Class that provides functions to generate batches from a single or multiple datasets. If multiple datasets only utterances are considered, that exist in all of the given datasets.

batches_with_features(feature_name, batch_size, feature_pipeline=None)¶

Return a generator which yields batches. One batch contains concatenated features from batch_size utterances.

Parameters:	feature_name – Name of the feature container in the dataset to use. batch_size – Number of utterances in one batch feature_pipeline – If not None processes the features with the pipeline.
Returns:	generator

batches_with_spliced_features(feature_name, batch_size, splice_sizes=0, splice_step=1, repeat_border_frames=True)¶

Return a generator which yields batches. One batch contains the concatenated features of batch_size utterances. Yields list with length equal to the number of datasets in this generator. The list contains ndarrays with the concatenated features.

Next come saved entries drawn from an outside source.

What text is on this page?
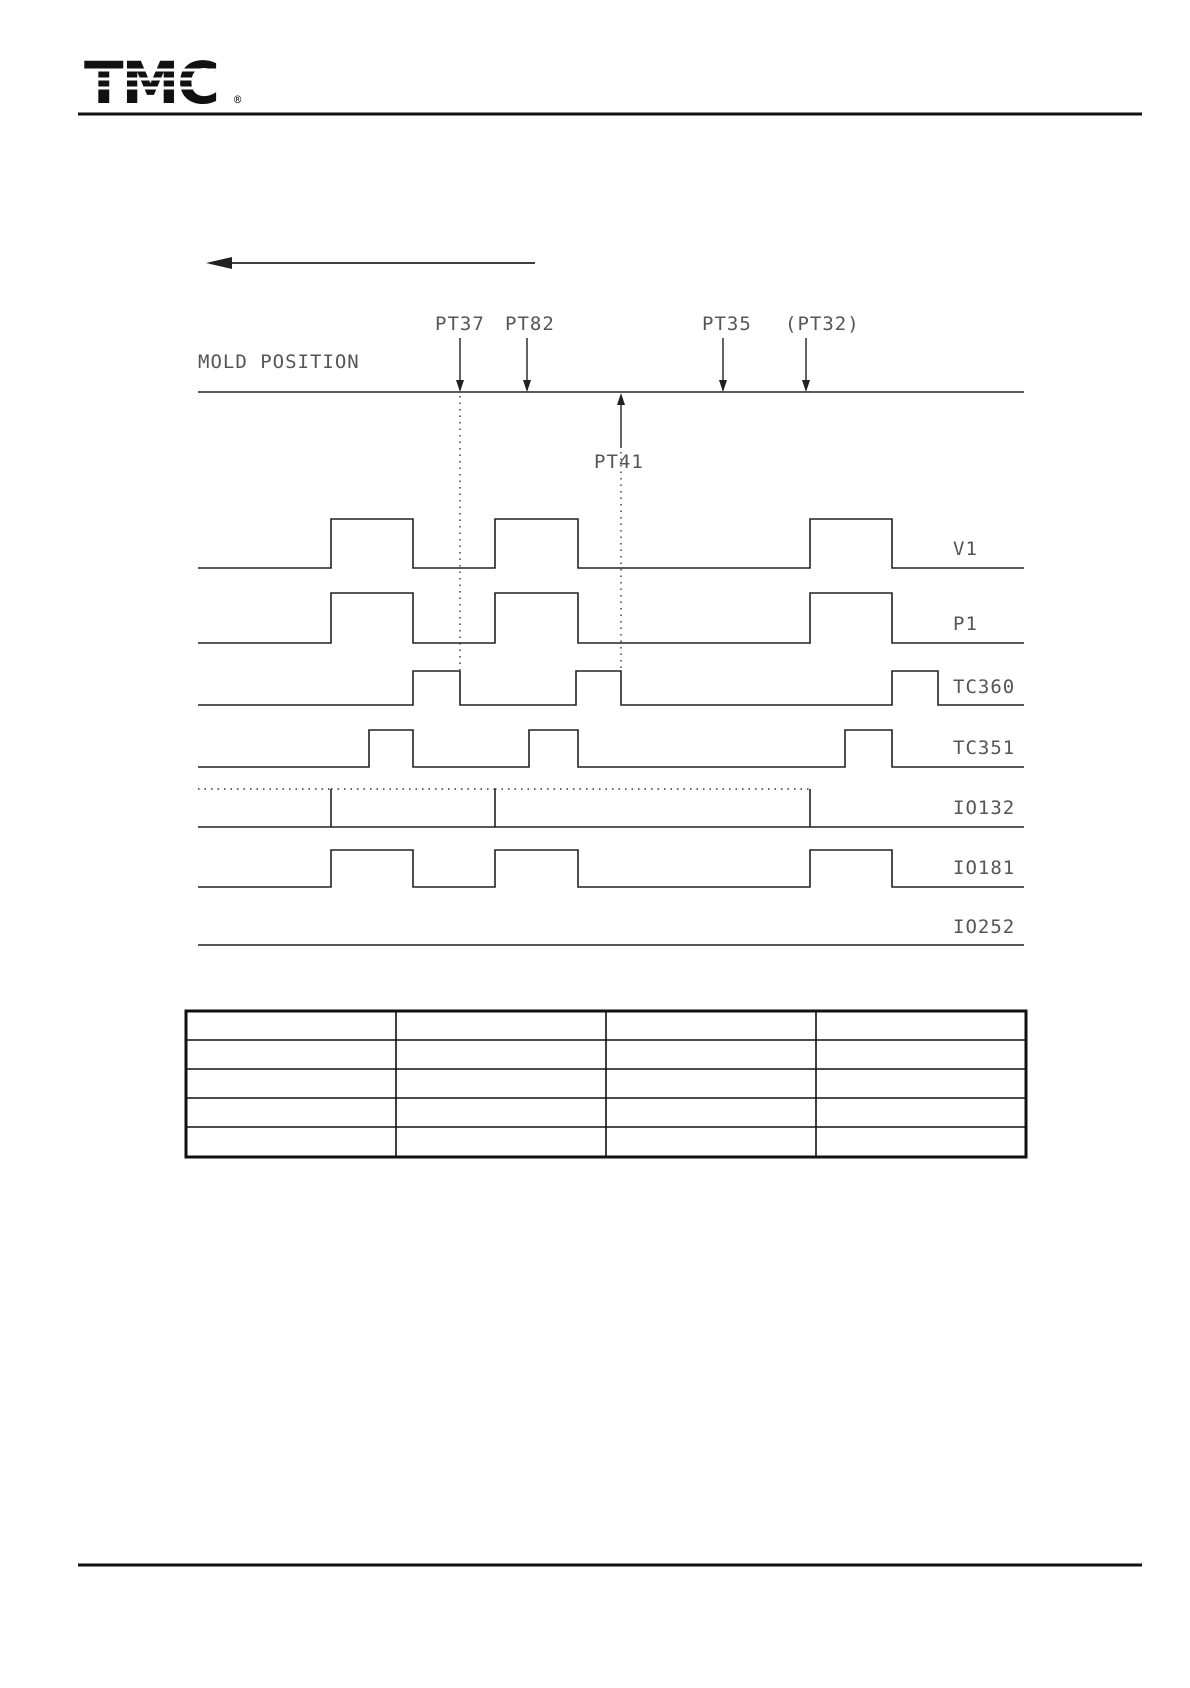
TMC ®
MOLD POSITION
PT37 PT82	PT35 (PT32)
PT41
V1
P1
TC360
TC351
IO132
IO181
IO252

Parameters:	feature_name – Name of the feature container in the dataset to use. batch_size – Number of utterances in one batch splice_sizes – Appends x previous and next features to the sample. (e.g. if splice_size is 4 the sample contains 9 features in total).

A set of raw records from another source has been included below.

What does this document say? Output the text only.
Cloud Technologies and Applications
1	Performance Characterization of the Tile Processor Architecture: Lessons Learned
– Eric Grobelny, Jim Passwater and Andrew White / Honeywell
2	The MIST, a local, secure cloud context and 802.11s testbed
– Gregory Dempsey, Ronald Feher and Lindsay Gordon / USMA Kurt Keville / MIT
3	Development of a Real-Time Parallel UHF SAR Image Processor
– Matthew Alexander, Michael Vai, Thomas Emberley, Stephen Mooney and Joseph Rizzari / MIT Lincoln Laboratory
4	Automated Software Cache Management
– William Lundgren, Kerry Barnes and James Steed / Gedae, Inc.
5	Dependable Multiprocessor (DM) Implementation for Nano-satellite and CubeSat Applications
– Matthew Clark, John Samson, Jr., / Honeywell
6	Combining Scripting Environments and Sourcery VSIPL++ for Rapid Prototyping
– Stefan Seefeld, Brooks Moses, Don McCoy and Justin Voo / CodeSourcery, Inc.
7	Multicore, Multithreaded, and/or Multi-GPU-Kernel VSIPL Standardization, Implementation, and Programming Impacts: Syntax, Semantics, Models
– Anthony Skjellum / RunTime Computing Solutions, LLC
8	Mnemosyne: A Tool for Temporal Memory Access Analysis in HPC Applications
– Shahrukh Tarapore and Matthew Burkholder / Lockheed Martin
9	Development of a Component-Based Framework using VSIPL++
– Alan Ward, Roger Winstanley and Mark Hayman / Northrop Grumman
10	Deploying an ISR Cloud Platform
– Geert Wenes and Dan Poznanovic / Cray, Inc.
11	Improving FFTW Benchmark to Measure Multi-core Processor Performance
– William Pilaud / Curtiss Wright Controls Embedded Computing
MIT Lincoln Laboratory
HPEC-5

If a list of ints is given the different splice-sizes for the different datasets are used. :param splice_step: Number of features to move forward for the next sample. :param repeat_border_frames: If True repeat the first and last frame for splicing. Otherwise pad with zeroes. :returns: generator

batches_with_utterance_idx_and_features(feature_name, batch_size, feature_pipeline=None)¶

Return a generator which yields batches. One batch contains features from batch_size utterances. Yields a list of lists. Every sublist contains first the utterance id and following the feature arrays (ndarray) of all datasets.

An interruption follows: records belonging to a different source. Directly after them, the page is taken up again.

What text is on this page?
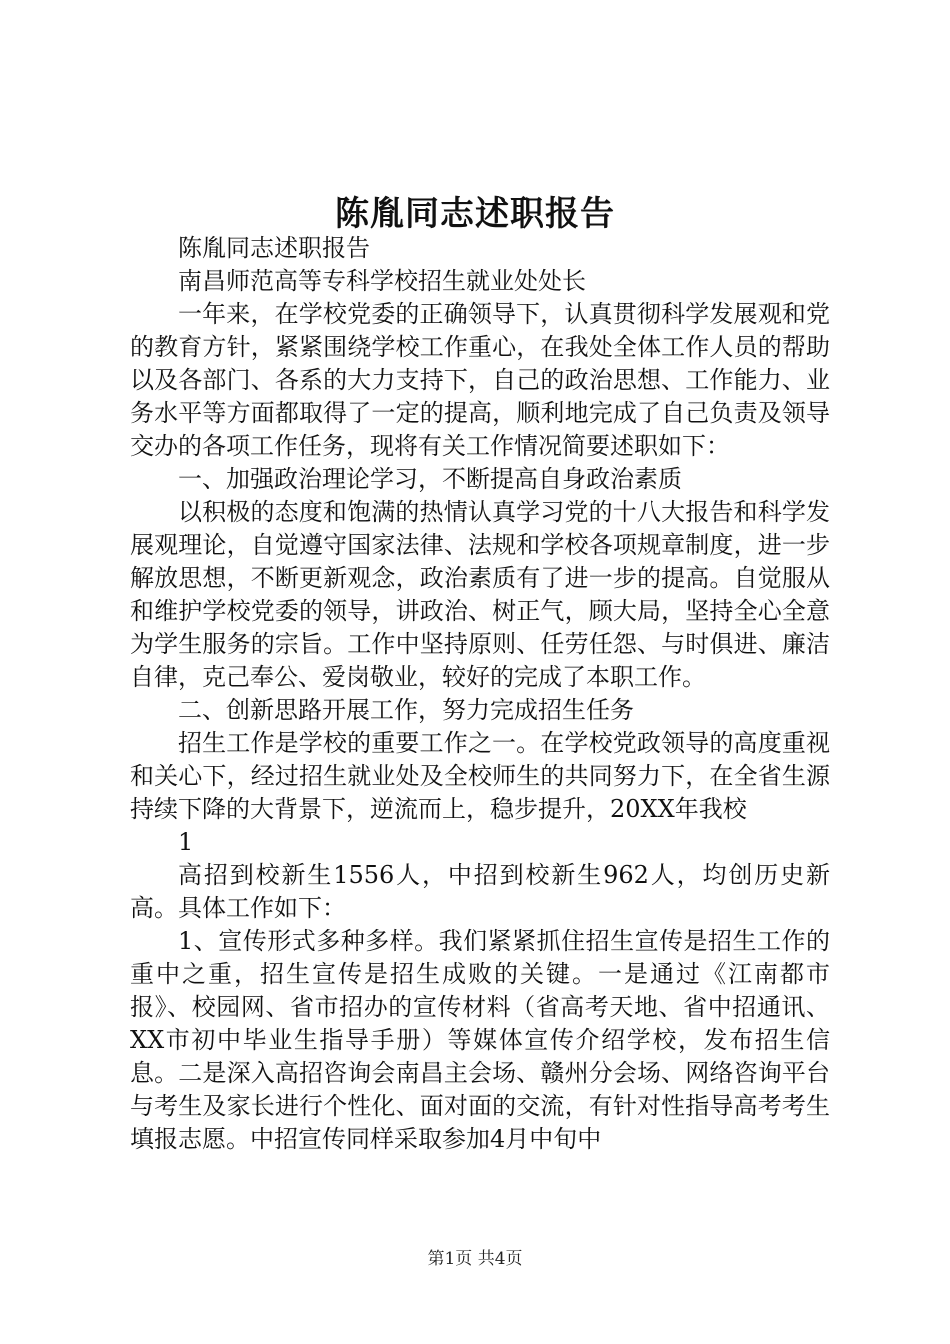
陈胤同志述职报告

陈胤同志述职报告

南昌师范高等专科学校招生就业处处长

一年来，在学校党委的正确领导下，认真贯彻科学发展观和党的教育方针，紧紧围绕学校工作重心，在我处全体工作人员的帮助以及各部门、各系的大力支持下，自己的政治思想、工作能力、业务水平等方面都取得了一定的提高，顺利地完成了自己负责及领导交办的各项工作任务，现将有关工作情况简要述职如下：

一、加强政治理论学习，不断提高自身政治素质

以积极的态度和饱满的热情认真学习党的十八大报告和科学发展观理论，自觉遵守国家法律、法规和学校各项规章制度，进一步解放思想，不断更新观念，政治素质有了进一步的提高。自觉服从和维护学校党委的领导，讲政治、树正气，顾大局，坚持全心全意为学生服务的宗旨。工作中坚持原则、任劳任怨、与时俱进、廉洁自律，克己奉公、爱岗敬业，较好的完成了本职工作。

二、创新思路开展工作，努力完成招生任务

招生工作是学校的重要工作之一。在学校党政领导的高度重视和关心下，经过招生就业处及全校师生的共同努力下，在全省生源持续下降的大背景下，逆流而上，稳步提升，20XX年我校

1

高招到校新生1556人，中招到校新生962人，均创历史新高。具体工作如下：

1、宣传形式多种多样。我们紧紧抓住招生宣传是招生工作的重中之重，招生宣传是招生成败的关键。一是通过《江南都市报》、校园网、省市招办的宣传材料（省高考天地、省中招通讯、XX市初中毕业生指导手册）等媒体宣传介绍学校，发布招生信息。二是深入高招咨询会南昌主会场、赣州分会场、网络咨询平台与考生及家长进行个性化、面对面的交流，有针对性指导高考考生填报志愿。中招宣传同样采取参加4月中旬中

第1页 共4页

e.g. If there are two source datasets:

[: [utt_id, dataset_1_feature, dataset_2_feature], [utt_id2, dataset_1_feature2, dataset_2_feature2], …

]

Parameters:	feature_name – Name of the feature container in the dataset to use. batch_size – Number of utterances in one batch feature_pipeline – If not None processes the features with the pipeline.
Returns:	generator

batches_with_utterance_idxs(batch_size)¶: Return a generator which yields batches. One batch is a list of utterance-ids of size batch-size.